Re: Need help with simple FOL proof -- without using existential quantifiers

In article <1169676603.136676.323530@xxxxxxxxxxxxxxxxxxxxxxxxxxxx>,
"Dan Christensen" <dchris@xxxxxxxxx> wrote:

I want to prove

~Aa ~Ab R(a,b) -> Ab ~Aa ~R(a,b)

without making use of existential quantifiers.

Any help would be appreciated.

Dan

It would help to know your axioms and rules of inferences.
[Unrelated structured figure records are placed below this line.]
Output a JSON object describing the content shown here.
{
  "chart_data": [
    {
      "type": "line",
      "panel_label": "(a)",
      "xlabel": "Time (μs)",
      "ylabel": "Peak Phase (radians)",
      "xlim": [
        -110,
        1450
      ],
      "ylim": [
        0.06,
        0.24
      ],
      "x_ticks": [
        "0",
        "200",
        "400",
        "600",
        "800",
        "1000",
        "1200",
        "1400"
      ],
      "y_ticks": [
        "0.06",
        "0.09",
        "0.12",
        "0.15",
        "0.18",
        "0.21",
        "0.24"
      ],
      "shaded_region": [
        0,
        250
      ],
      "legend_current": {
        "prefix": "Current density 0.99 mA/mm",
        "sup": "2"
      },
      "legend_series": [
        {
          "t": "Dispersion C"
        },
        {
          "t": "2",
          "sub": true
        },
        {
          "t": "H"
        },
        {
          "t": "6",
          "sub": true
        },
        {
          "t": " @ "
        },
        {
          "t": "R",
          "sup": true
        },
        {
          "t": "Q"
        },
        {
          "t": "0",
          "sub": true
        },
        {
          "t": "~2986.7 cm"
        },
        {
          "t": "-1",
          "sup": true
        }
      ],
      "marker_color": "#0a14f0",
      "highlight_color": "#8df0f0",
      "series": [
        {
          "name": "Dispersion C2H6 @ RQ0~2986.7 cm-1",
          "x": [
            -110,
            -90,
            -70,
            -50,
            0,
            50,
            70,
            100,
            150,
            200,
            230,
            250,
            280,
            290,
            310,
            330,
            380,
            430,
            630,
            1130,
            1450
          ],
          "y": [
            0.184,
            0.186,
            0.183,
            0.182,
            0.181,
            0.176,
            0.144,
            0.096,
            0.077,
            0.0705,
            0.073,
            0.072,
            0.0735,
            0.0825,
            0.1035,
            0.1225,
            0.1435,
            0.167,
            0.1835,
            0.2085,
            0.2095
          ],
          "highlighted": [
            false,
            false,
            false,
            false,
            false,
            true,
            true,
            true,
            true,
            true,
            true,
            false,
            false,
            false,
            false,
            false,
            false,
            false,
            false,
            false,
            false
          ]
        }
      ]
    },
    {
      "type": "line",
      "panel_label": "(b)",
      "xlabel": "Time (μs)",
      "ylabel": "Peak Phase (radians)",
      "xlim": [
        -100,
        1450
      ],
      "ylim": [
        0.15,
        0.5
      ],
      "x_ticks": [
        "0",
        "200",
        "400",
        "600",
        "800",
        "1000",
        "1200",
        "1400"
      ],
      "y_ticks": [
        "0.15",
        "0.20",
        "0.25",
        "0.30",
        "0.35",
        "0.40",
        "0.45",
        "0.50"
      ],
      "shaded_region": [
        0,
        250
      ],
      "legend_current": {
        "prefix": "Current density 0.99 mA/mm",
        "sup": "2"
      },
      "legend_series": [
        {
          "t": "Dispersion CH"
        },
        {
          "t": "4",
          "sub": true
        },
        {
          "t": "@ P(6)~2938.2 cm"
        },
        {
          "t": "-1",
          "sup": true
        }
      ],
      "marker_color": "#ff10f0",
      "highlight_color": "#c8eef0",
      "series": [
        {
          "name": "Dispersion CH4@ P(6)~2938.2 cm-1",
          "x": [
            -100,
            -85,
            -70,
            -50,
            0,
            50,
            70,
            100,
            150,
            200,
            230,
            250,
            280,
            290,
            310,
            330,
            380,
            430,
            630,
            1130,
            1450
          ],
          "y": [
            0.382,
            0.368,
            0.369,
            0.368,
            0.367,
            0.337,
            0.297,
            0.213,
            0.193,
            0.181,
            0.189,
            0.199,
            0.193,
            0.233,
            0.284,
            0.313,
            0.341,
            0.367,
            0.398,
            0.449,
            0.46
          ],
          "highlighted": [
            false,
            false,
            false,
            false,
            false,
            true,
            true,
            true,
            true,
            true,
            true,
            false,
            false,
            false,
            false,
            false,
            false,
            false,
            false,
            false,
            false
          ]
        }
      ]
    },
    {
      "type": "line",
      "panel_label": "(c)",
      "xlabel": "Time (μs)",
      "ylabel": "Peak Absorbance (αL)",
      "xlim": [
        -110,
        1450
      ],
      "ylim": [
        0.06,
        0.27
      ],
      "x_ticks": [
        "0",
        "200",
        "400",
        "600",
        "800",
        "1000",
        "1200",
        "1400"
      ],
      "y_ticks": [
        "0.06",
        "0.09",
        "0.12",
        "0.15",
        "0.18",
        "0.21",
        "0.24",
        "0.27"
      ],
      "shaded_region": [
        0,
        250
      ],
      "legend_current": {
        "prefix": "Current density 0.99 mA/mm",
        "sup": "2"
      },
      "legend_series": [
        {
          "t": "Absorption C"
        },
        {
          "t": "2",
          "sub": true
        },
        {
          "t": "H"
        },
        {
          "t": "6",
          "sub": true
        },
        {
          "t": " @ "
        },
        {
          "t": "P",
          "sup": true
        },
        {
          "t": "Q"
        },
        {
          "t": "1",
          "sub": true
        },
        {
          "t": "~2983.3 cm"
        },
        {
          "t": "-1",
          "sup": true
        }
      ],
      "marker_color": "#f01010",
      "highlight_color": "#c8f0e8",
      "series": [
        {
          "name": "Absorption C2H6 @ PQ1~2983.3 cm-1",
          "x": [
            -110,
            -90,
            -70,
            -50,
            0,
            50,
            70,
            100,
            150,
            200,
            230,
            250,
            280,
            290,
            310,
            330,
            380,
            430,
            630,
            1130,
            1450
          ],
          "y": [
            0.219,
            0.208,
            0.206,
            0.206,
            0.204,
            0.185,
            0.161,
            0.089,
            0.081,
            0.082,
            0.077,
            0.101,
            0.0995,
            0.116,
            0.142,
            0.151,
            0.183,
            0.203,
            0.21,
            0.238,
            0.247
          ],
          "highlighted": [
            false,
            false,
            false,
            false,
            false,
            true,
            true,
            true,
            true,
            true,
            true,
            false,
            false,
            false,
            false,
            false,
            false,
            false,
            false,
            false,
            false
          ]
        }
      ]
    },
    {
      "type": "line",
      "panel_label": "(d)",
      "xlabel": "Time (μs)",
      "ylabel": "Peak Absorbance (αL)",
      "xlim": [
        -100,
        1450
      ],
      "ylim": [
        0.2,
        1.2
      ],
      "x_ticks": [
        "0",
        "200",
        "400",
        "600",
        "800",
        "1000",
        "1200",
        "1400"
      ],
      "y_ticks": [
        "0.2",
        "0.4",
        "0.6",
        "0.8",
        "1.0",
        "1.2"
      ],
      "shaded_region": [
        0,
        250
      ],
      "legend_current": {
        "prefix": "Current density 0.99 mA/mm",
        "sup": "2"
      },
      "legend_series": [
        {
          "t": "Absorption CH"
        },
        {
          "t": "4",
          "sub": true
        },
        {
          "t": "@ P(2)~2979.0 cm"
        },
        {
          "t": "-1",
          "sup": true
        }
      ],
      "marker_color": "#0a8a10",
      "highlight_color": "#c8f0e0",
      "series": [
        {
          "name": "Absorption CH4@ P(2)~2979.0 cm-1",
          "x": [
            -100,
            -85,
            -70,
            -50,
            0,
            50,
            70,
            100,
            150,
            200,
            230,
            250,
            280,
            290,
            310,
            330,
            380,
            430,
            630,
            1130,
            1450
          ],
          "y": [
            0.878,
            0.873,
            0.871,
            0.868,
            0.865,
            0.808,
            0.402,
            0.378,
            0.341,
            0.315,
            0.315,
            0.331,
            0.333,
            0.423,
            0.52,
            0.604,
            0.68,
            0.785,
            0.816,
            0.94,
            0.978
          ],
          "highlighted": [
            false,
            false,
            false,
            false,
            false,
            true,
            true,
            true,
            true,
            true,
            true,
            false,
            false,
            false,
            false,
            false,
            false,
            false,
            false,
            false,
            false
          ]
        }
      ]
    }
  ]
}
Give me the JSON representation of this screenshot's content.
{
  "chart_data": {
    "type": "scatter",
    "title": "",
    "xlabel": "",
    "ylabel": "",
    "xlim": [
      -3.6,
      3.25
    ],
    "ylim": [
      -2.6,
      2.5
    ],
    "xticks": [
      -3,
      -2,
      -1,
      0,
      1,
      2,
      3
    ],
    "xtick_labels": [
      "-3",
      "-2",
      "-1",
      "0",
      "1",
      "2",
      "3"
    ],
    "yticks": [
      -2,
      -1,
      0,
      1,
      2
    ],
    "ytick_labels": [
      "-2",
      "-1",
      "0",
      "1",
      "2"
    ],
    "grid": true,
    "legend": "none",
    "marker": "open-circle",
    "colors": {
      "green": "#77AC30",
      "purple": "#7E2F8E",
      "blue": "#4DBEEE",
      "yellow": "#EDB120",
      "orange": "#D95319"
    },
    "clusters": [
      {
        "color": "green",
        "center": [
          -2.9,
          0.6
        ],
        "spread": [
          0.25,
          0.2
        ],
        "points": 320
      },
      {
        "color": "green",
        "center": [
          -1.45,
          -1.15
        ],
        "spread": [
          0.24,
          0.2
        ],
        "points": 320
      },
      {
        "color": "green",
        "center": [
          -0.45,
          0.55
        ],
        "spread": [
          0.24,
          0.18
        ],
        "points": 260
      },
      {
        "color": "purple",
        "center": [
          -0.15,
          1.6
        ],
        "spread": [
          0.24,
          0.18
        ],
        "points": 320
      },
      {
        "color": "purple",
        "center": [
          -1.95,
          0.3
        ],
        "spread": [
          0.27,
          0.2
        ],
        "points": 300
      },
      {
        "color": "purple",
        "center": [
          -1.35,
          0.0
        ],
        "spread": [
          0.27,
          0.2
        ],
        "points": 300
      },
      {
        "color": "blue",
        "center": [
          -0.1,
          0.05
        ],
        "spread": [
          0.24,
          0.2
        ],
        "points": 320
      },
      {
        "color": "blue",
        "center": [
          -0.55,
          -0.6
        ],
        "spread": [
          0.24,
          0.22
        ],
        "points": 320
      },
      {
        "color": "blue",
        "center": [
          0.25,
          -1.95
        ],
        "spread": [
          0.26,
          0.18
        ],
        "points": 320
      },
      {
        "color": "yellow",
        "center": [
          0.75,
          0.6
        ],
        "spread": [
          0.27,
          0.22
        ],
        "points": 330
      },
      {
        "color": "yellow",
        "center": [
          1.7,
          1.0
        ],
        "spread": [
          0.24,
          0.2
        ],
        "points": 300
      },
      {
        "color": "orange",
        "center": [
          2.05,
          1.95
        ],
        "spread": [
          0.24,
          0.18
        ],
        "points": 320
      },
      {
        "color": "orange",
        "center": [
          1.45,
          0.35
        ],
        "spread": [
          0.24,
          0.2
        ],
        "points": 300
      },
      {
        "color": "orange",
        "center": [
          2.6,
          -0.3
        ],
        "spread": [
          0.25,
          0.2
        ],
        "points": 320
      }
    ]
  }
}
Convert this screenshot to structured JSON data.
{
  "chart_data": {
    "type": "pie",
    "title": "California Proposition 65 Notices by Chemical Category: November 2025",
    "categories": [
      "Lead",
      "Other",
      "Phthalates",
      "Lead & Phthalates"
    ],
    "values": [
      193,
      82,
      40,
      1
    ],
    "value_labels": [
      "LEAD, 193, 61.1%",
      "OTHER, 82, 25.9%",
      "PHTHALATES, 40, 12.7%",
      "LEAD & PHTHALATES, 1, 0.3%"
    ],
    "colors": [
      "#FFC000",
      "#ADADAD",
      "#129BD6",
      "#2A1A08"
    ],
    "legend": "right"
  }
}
Here is a stab at a proof.

Ab R(a,b) -> R(a,b) -- note that last 'b' is not same as the other b's

~R(a,b) -> ~Ab R(a,b) -- contrapositive

[Aa ~R(a,b)] -> [Aa ~Ab R(a,b)] -- generalization

[~Aa ~Ab R(a,b)] -> [~Aa ~R(a,b)] -- contrapositive

Ab[~Aa ~Ab R(a,b)] -> Ab[~Aa ~R(a,b)] -- generalization

But b is not free in the hypothesis [~Aa ~Ab R(a,b)],
so it has no effect: ie,

[~Aa ~Ab R(a,b)] -> Ab[~Aa ~Ab R(a,b)] -- bound variable rule

Hence,

[~Aa ~Ab R(a,b)] -> Ab[~Aa ~R(a,b)] QED
.